Despite assurances from top members of the All Progressives Congress (APC) that President Bola Ahmed Tinubu’s policies are already bearing fruit, the party’s National Publicity Secretary, Barrister Felix Morka, offered a sobering counterpoint, saying there is no clear timeline for when Nigerians will begin to feel the impact and warned that many may not live long enough to witness the results.
Morka made the remark while addressing journalists at the APC National Secretariat in Abuja on Thursday.
This admission contrasts sharply with the optimistic tone set by Senate President Godswill Akpabio, House Speaker Hon. Tajudeen Abbas, APC National Chairman Dr.
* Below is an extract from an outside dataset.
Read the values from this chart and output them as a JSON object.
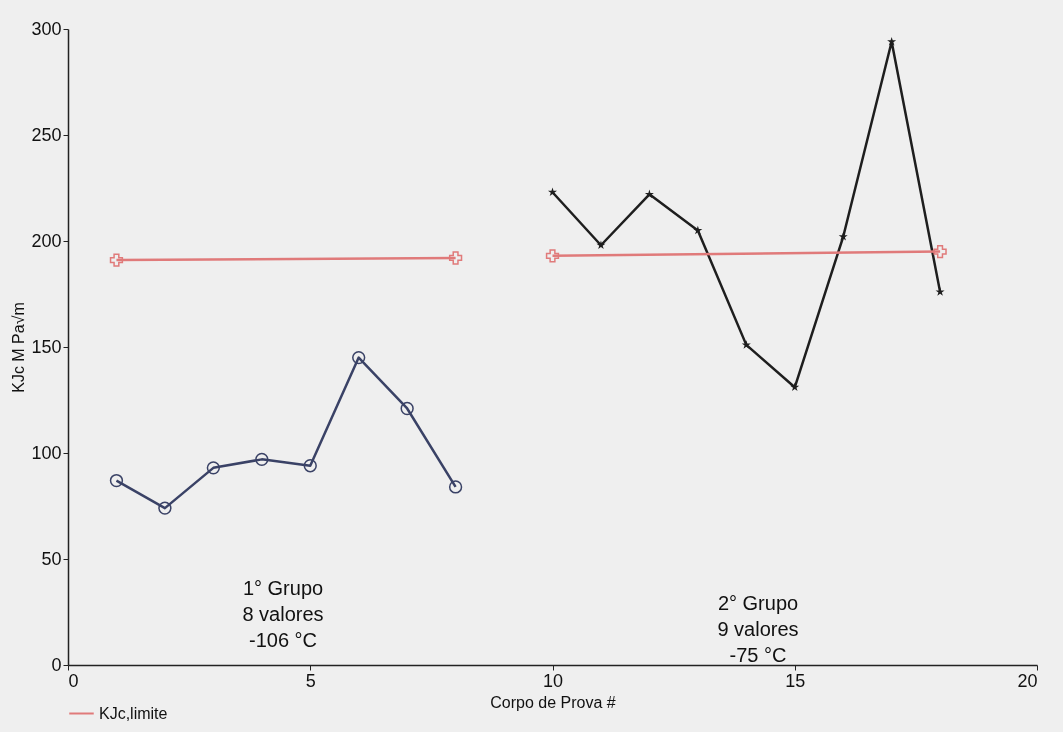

Abdullahi Umar Ganduje, and Imo State Governor and Chairman of the Progressives Governors’ Forum, Hope Uzodinma, who all claimed at a recent party summit that Tinubu’s policies are already delivering positive outcomes.
When asked when Nigerians could expect tangible benefits from the administration’s reforms, Morka offered a metaphor, likening the government’s progress to a crawling child. “The child is crawling. Now, I don’t know what age. I can’t say,” he replied. He added, “Children crawl before they walk. So if a child is crawling… you should encourage the child to crawl.”
On the contentious issue of fuel subsidy removal, Morka defended Tinubu’s decision as a necessary, if painful, step for the nation’s long-term welfare. “All the presidents who came before this one preferred to postpone the doomsday,” he said. “We didn’t just wake up in the last two years to realise that fuel subsidy was a destructive device in our country.”
He also pushed back against claims that the APC is prematurely campaigning for Tinubu’s re-election, saying public endorsements are not equivalent to campaign activity.
Addressing the issue of national security, Morka described insecurity as a “global phenomenon,” and noted that Nigeria has been grappling with it for the past two decades.
Meanwhile, millions of Nigerians continue to battle high unemployment, deepening poverty, hunger, skyrocketing living costs, and persistent insecurity with no clear sign of relief in sight.